The Glycaemic Index is about insulin response; it contains measurements carried out on carbohydrate-containing foods and their impact on our blood sugar. GI numbers are ascribed to foods describing how much glucose (sugar) they contain.
Carbohydrates with a low GI value (55 or less) are more slowly digested, absorbed and metabolised and cause a lower and slower rise in blood glucose and, therefore, insulin levels. GI is a strong predictor of future health. Eating low GI creates less risk of heart disease, diabetes and various cancers.
Only Low Glycaemic Products are considered suitable for Diabetics.
It’s a little tricky as the GI depends how foods are cooked. Here is a list to give you an idea:
Watermelon 72 ( high!)
Potatoes, baked 80
White bread 71
Brown bread 69
Alcohol contains few carbohydrates. It has a low GI.
Both xylitol and stevia are now being sold as sugar substitutes.

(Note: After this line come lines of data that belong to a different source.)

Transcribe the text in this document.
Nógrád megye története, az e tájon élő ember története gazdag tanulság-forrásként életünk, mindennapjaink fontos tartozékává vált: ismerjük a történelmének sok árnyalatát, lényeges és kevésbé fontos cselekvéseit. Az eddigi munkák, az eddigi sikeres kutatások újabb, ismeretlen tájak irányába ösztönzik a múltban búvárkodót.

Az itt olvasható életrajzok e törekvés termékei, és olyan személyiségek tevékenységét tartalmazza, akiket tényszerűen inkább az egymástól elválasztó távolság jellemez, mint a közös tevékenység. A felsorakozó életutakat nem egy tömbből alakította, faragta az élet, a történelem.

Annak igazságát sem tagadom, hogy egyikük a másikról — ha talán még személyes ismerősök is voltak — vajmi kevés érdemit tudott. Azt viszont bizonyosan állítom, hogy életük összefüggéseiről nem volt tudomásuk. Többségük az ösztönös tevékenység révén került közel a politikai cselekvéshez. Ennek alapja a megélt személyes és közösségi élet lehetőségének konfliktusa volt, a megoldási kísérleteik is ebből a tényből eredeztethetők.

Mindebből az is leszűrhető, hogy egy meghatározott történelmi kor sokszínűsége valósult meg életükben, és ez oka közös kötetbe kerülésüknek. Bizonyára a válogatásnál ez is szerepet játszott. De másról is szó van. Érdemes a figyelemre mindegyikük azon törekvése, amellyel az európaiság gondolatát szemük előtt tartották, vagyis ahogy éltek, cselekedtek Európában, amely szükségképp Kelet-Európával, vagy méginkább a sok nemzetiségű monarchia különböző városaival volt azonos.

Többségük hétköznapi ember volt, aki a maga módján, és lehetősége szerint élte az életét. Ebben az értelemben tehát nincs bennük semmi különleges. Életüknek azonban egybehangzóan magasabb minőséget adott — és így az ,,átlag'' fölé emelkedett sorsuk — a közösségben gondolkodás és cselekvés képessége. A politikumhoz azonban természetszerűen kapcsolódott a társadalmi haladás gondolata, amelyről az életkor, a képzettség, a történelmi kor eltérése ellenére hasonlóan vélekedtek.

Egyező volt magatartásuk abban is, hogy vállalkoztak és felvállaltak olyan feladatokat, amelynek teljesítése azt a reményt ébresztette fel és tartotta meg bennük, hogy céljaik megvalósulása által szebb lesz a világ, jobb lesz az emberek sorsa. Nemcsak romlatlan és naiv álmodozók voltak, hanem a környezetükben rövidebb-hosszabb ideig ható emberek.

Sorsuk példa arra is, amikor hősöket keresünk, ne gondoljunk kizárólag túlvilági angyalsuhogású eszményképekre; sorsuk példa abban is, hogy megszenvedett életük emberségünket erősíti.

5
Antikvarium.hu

Xylitol has a GI of 12; Stevia has a GI of 0. They both have their distinctive tastes so it is best to try a small quantity first.
Brown Sugar 64
White sugar 60
Maple Syrup 54
* As well as heart disease, a high sugar diet is implicated in: Alzheimer’s, cardiovascular disease, metabolic syndrome, stroke, depression, chronic kidney disease, formation of gall stones, neural tube defects, formation of uterine fibroids, various cancers and on and on and n.
**A word about Xylatol
Xylatol has a GI of 12 and some other serious benefits too:
· Higher Macro and Micro Nutrients than any other natural sweetener
· 17 different Amino Acids
· 5 Essential Glyconutrients, including Inulin.
· High mineral content, being a rich source of potassium, magnesium, zinc, and iron
· Thought to kill destructive bacteria (Streptococcus mutans) in the mouth.